Irish Republican organization based in Scotland

Cairde na hÉireann (CNE) (Friends of Ireland) is an Irish republican organisation in Scotland.

==Aims and principles==
Membership of Cairde na hÉireann is open to anyone regardless of faith, race, sex, sexuality, or nationality.
The stated aims of Cairde na hÉireann are to:
- campaign for a united Ireland;
- support sister organisations in Ireland;
- promote a new Ireland based on the principles of justice and equality;
- support initiatives aimed at improving the material conditions of the Irish community in Scotland
- campaign against racism and sectarianism.

The group in a submission to the Scottish Executive estimated in 2005 that it represents around 2,000 people, including 300 from the James Connolly society and a number of flute bands with between 55 and 70 members each. 3,000 people had attended their recent marches in Coatbridge.

==History==
Cairde na hÉireann was formed as a split from the West of Scotland Band Alliance (WoSBA) in 2004. The WoSBA are considered supporters of dissident Republicans and are not recognised by Sinn Féin.

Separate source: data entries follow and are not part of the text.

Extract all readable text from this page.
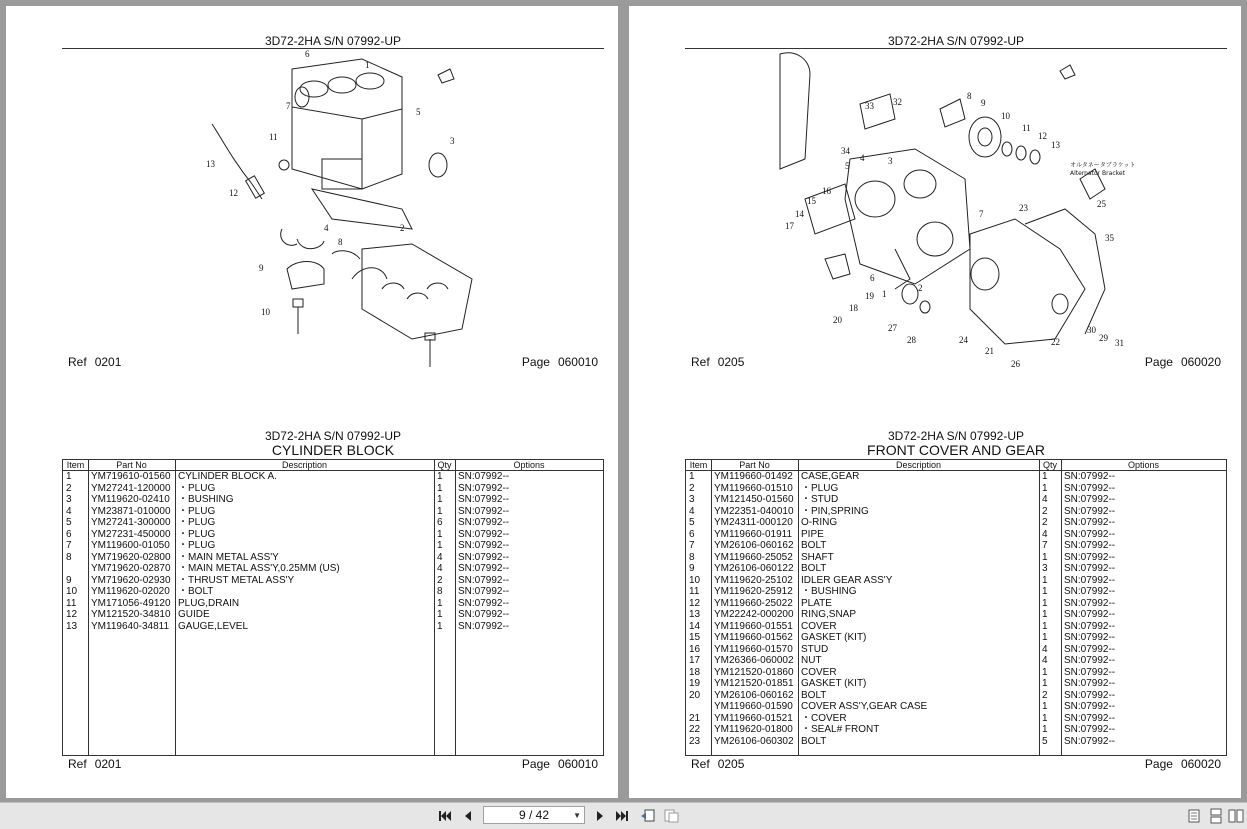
3D72-2HA S/N 07992-UP
1
2
3
4
5
6
7
8
9
10
11
12
13
Ref 0201	Page 060010
3D72-2HA S/N 07992-UP
CYLINDER BLOCK
Item	Part No	Description	Qty	Options
1	YM719610-01560	CYLINDER BLOCK A.	1	SN:07992--
2	YM27241-120000	・PLUG	1	SN:07992--
3	YM119620-02410	・BUSHING	1	SN:07992--
4	YM23871-010000	・PLUG	1	SN:07992--
5	YM27241-300000	・PLUG	6	SN:07992--
6	YM27231-450000	・PLUG	1	SN:07992--
7	YM119600-01050	・PLUG	1	SN:07992--
8	YM719620-02800	・MAIN METAL ASS'Y	4	SN:07992--
	YM719620-02870	・MAIN METAL ASS'Y,0.25MM (US)	4	SN:07992--
9	YM719620-02930	・THRUST METAL ASS'Y	2	SN:07992--
10	YM119620-02020	・BOLT	8	SN:07992--
11	YM171056-49120	PLUG,DRAIN	1	SN:07992--
12	YM121520-34810	GUIDE	1	SN:07992--
13	YM119640-34811	GAUGE,LEVEL	1	SN:07992--
Ref 0201	Page 060010
3D72-2HA S/N 07992-UP
1
2
3
4
5
6
7
8
9
10
11
12
13
14
15
16
17
18
19
20
21
22
23
24
25
26
27
28	29
30
31
32
33
34
35
オルタネータブラケット
Alternator Bracket
Ref 0205	Page 060020
3D72-2HA S/N 07992-UP
FRONT COVER AND GEAR
Item	Part No	Description	Qty	Options
1	YM119660-01492	CASE,GEAR	1	SN:07992--
2	YM119660-01510	・PLUG	1	SN:07992--
3	YM121450-01560	・STUD	4	SN:07992--
4	YM22351-040010	・PIN,SPRING	2	SN:07992--
5	YM24311-000120	O-RING	2	SN:07992--
6	YM119660-01911	PIPE	4	SN:07992--
7	YM26106-060162	BOLT	7	SN:07992--
8	YM119660-25052	SHAFT	1	SN:07992--
9	YM26106-060122	BOLT	3	SN:07992--
10	YM119620-25102	IDLER GEAR ASS'Y	1	SN:07992--
11	YM119620-25912	・BUSHING	1	SN:07992--
12	YM119660-25022	PLATE	1	SN:07992--
13	YM22242-000200	RING,SNAP	1	SN:07992--
14	YM119660-01551	COVER	1	SN:07992--
15	YM119660-01562	GASKET (KIT)	1	SN:07992--
16	YM119660-01570	STUD	4	SN:07992--
17	YM26366-060002	NUT	4	SN:07992--
18	YM121520-01860	COVER	1	SN:07992--
19	YM121520-01851	GASKET (KIT)	1	SN:07992--
20	YM26106-060162	BOLT	2	SN:07992--
	YM119660-01590	COVER ASS'Y,GEAR CASE	1	SN:07992--
21	YM119660-01521	・COVER	1	SN:07992--
22	YM119620-01800	・SEAL# FRONT	1	SN:07992--
23	YM26106-060302	BOLT	5	SN:07992--
Ref 0205	Page 060020
9 / 42	▼
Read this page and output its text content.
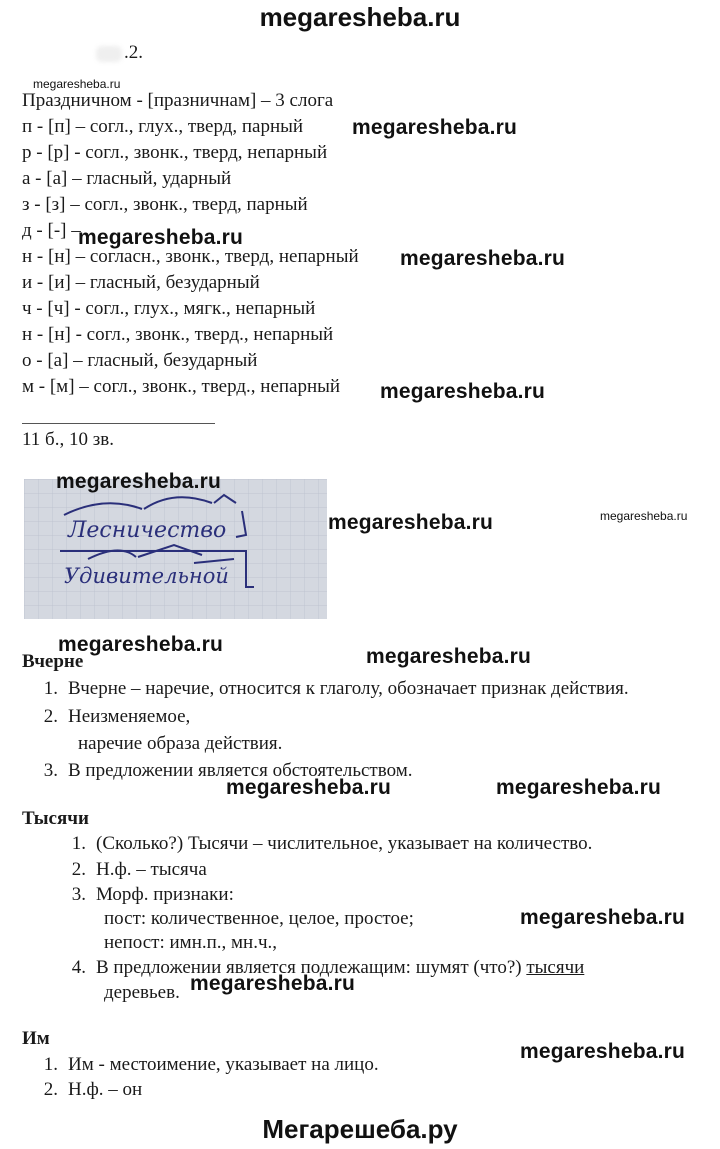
megaresheba.ru
.2.
megaresheba.ru
Праздничном - [празничнам] – 3 слога
п - [п] – согл., глух., тверд, парный
р - [р] - согл., звонк., тверд, непарный
а - [а] – гласный, ударный
з - [з] – согл., звонк., тверд, парный
д - [-] –
н - [н] – согласн., звонк., тверд, непарный
и - [и] – гласный, безударный
ч - [ч] - согл., глух., мягк., непарный
н - [н] - согл., звонк., тверд., непарный
о - [а] – гласный, безударный
м - [м] – согл., звонк., тверд., непарный
megaresheba.ru
megaresheba.ru
megaresheba.ru
megaresheba.ru
11 б., 10 зв.
Лесничество
Удивительной
megaresheba.ru	megaresheba.ru
megaresheba.ru
megaresheba.ru
Вчерне	megaresheba.ru
1. Вчерне – наречие, относится к глаголу, обозначает признак действия.
2. Неизменяемое,
наречие образа действия.
3. В предложении является обстоятельством.
megaresheba.ru	megaresheba.ru
Тысячи
1. (Сколько?) Тысячи – числительное, указывает на количество.
2. Н.ф. – тысяча
3. Морф. признаки:
пост: количественное, целое, простое;
непост: имн.п., мн.ч.,
megaresheba.ru
4. В предложении является подлежащим: шумят (что?) тысячи
деревьев. megaresheba.ru
Им
megaresheba.ru
1. Им - местоимение, указывает на лицо.
2. Н.ф. – он
Мегарешеба.ру
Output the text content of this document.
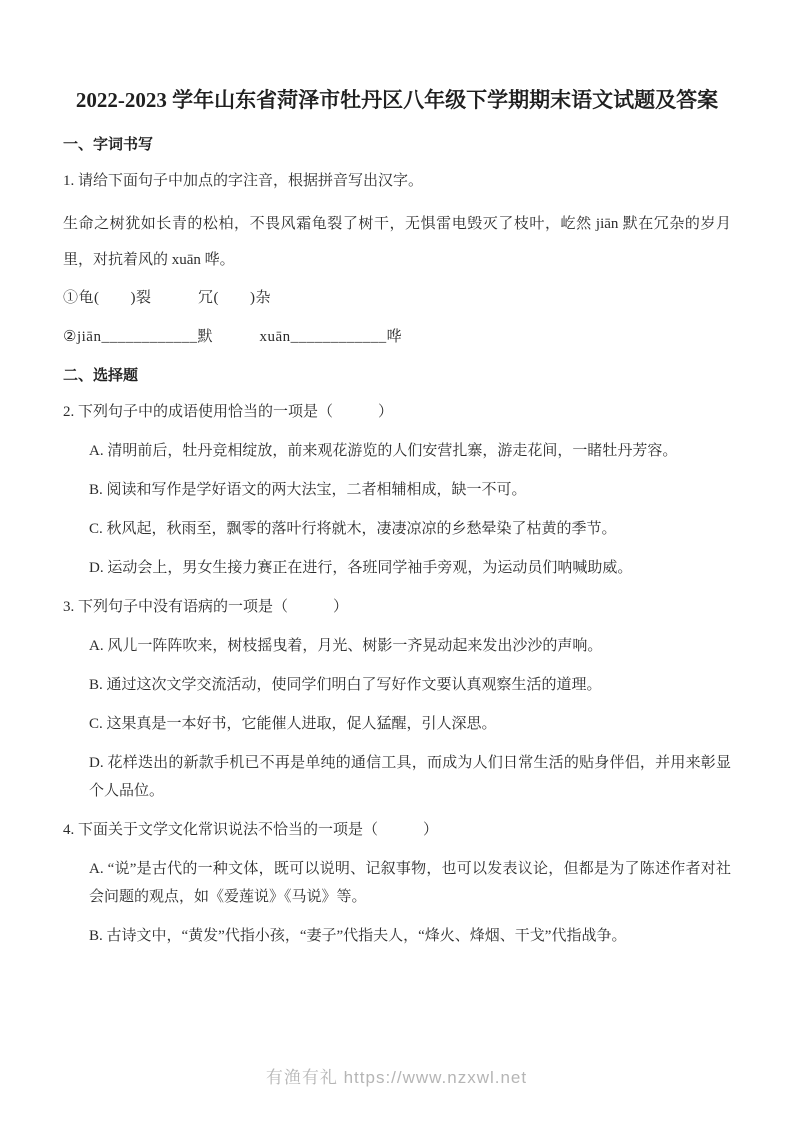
2022-2023 学年山东省菏泽市牡丹区八年级下学期期末语文试题及答案
一、字词书写

1. 请给下面句子中加点的字注音，根据拼音写出汉字。

生命之树犹如长青的松柏，不畏风霜龟裂了树干，无惧雷电毁灭了枝叶，屹然 jiān 默在冗杂的岁月里，对抗着风的 xuān 哗。

①龟(　　)裂　　　冗(　　)杂

②jiān____________默　　　xuān____________哗

二、选择题

2. 下列句子中的成语使用恰当的一项是（　　　）

A. 清明前后，牡丹竞相绽放，前来观花游览的人们安营扎寨，游走花间，一睹牡丹芳容。

B. 阅读和写作是学好语文的两大法宝，二者相辅相成，缺一不可。

C. 秋风起，秋雨至，飘零的落叶行将就木，凄凄凉凉的乡愁晕染了枯黄的季节。

D. 运动会上，男女生接力赛正在进行，各班同学袖手旁观，为运动员们呐喊助威。

3. 下列句子中没有语病的一项是（　　　）

A. 风儿一阵阵吹来，树枝摇曳着，月光、树影一齐晃动起来发出沙沙的声响。

B. 通过这次文学交流活动，使同学们明白了写好作文要认真观察生活的道理。

C. 这果真是一本好书，它能催人进取，促人猛醒，引人深思。

D. 花样迭出的新款手机已不再是单纯的通信工具，而成为人们日常生活的贴身伴侣，并用来彰显个人品位。

4. 下面关于文学文化常识说法不恰当的一项是（　　　）

A. “说”是古代的一种文体，既可以说明、记叙事物，也可以发表议论，但都是为了陈述作者对社会问题的观点，如《爱莲说》《马说》等。

B. 古诗文中，“黄发”代指小孩，“妻子”代指夫人，“烽火、烽烟、干戈”代指战争。

有渔有礼 https://www.nzxwl.net
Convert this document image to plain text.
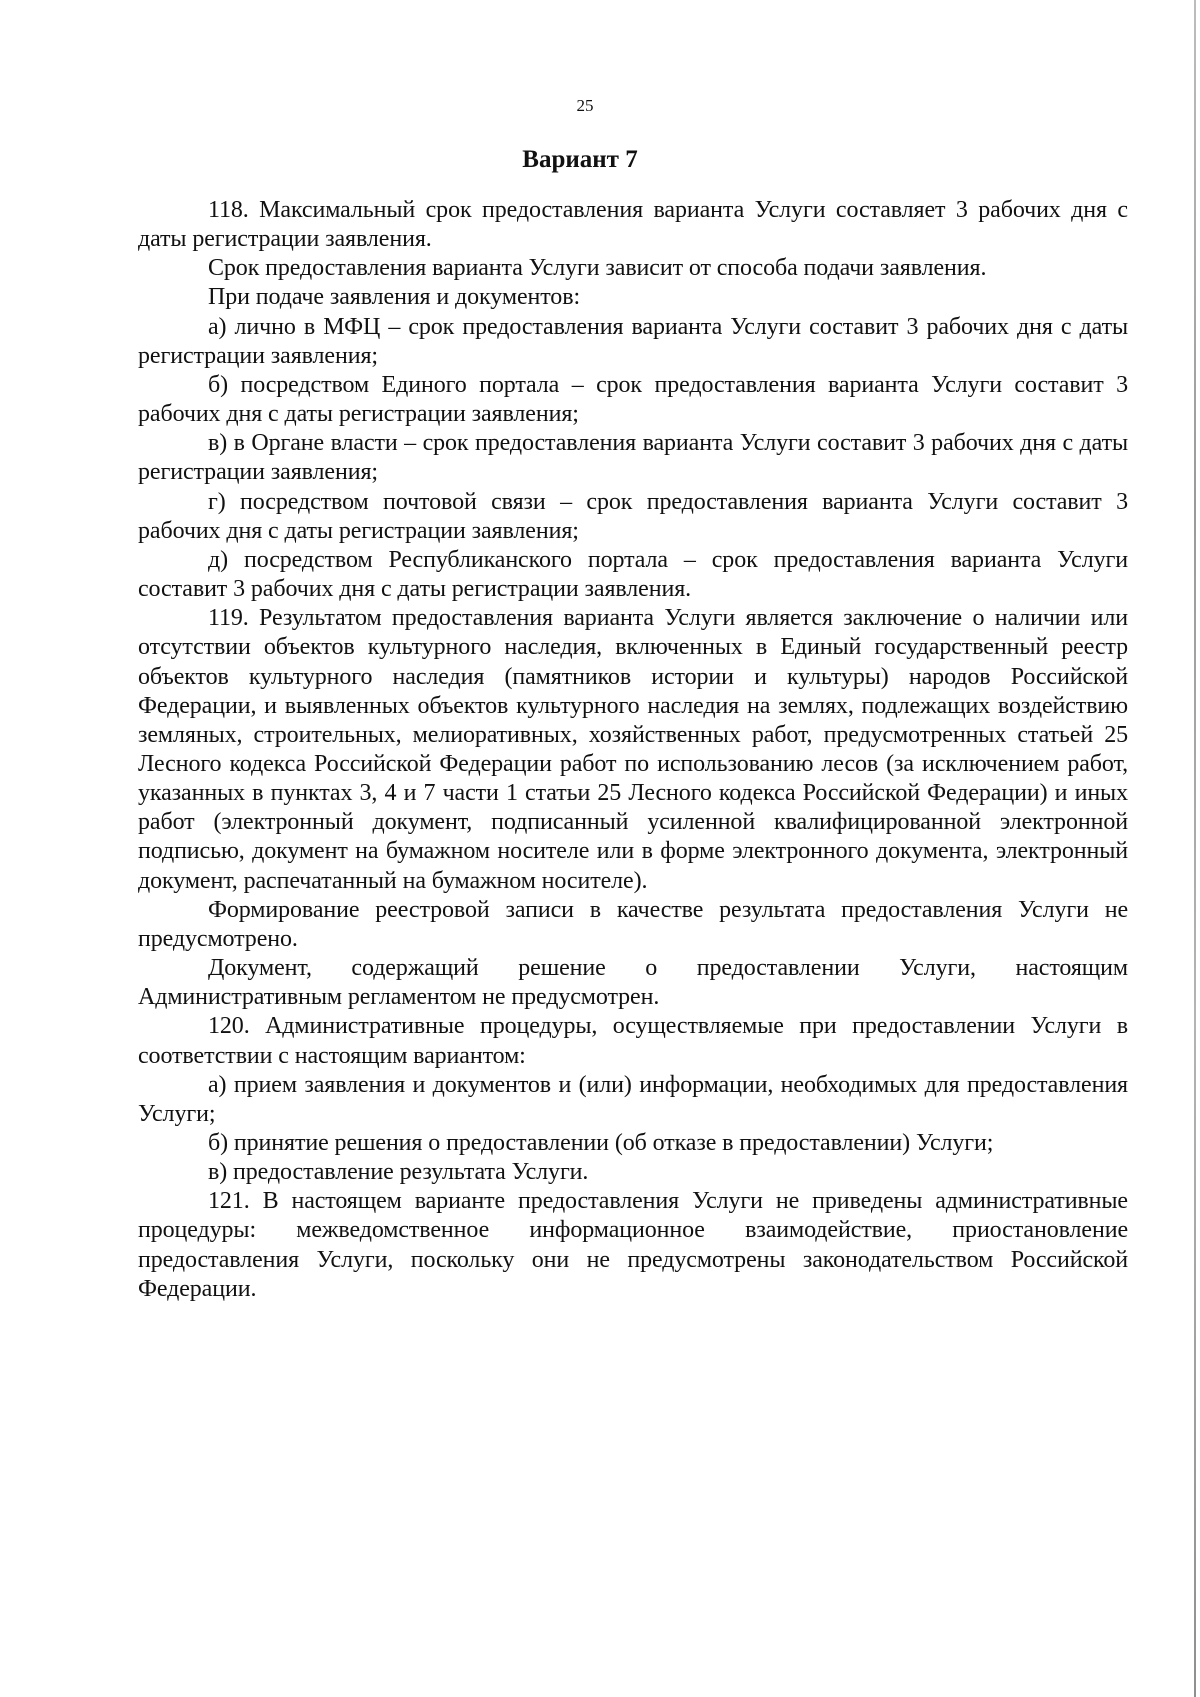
25
Вариант 7

118. Максимальный срок предоставления варианта Услуги составляет 3 рабочих дня с даты регистрации заявления.

Срок предоставления варианта Услуги зависит от способа подачи заявления.

При подаче заявления и документов:

а) лично в МФЦ – срок предоставления варианта Услуги составит 3 рабочих дня с даты регистрации заявления;

б) посредством Единого портала – срок предоставления варианта Услуги составит 3 рабочих дня с даты регистрации заявления;

в) в Органе власти – срок предоставления варианта Услуги составит 3 рабочих дня с даты регистрации заявления;

г) посредством почтовой связи – срок предоставления варианта Услуги составит 3 рабочих дня с даты регистрации заявления;

д) посредством Республиканского портала – срок предоставления варианта Услуги составит 3 рабочих дня с даты регистрации заявления.

119. Результатом предоставления варианта Услуги является заключение о наличии или отсутствии объектов культурного наследия, включенных в Единый государственный реестр объектов культурного наследия (памятников истории и культуры) народов Российской Федерации, и выявленных объектов культурного наследия на землях, подлежащих воздействию земляных, строительных, мелиоративных, хозяйственных работ, предусмотренных статьей 25 Лесного кодекса Российской Федерации работ по использованию лесов (за исключением работ, указанных в пунктах 3, 4 и 7 части 1 статьи 25 Лесного кодекса Российской Федерации) и иных работ (электронный документ, подписанный усиленной квалифицированной электронной подписью, документ на бумажном носителе или в форме электронного документа, электронный документ, распечатанный на бумажном носителе).

Формирование реестровой записи в качестве результата предоставления Услуги не предусмотрено.

Документ, содержащий решение о предоставлении Услуги, настоящим Административным регламентом не предусмотрен.

120. Административные процедуры, осуществляемые при предоставлении Услуги в соответствии с настоящим вариантом:

а) прием заявления и документов и (или) информации, необходимых для предоставления Услуги;

б) принятие решения о предоставлении (об отказе в предоставлении) Услуги;

в) предоставление результата Услуги.

121. В настоящем варианте предоставления Услуги не приведены административные процедуры: межведомственное информационное взаимодействие, приостановление предоставления Услуги, поскольку они не предусмотрены законодательством Российской Федерации.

==Marches and controversy==
The organisation has been involved in discussions with the Scottish Executive over proposals to restrict and regulate marches in Scotland. The group's national organiser at the time, Jim Slavin, said: "I think vetoes and banning marches is not the solution, I think dialogue is a solution and coming to an understanding".

A Cairde na hÉireann march in Glasgow on 21 January 2006 attracted police criticism. The parade was delayed for 30 minutes "as, contrary to permission conditions, there were groups dressed in paramilitary-style clothing". In addition, concerning protests during the parade, Strathclyde Police stated: "Many of those taking part in the procession clearly antagonised the protesters".

In October 2006, a Cairde na hÉireann march was banned from going through Ayr by South Ayrshire Council after police complaints. It was reported the march was banned after the previous year's procession when marchers produced banners declaring "Justice for Peter McBride", in reference to a man killed in Northern Ireland by Ayr soldier James Fisher. They also distributed posters informing the people of Ayr they should be ashamed to have a murderer living among them. South Scotland MSP Phil Gallie, the region which Ayr is part of, who opposed the march, said: "I feel that justice has been done here because this group basically lied to the police last year and therefore cannot be trusted. We simply can’t have people slating our own servicemen and women on their own doorstep."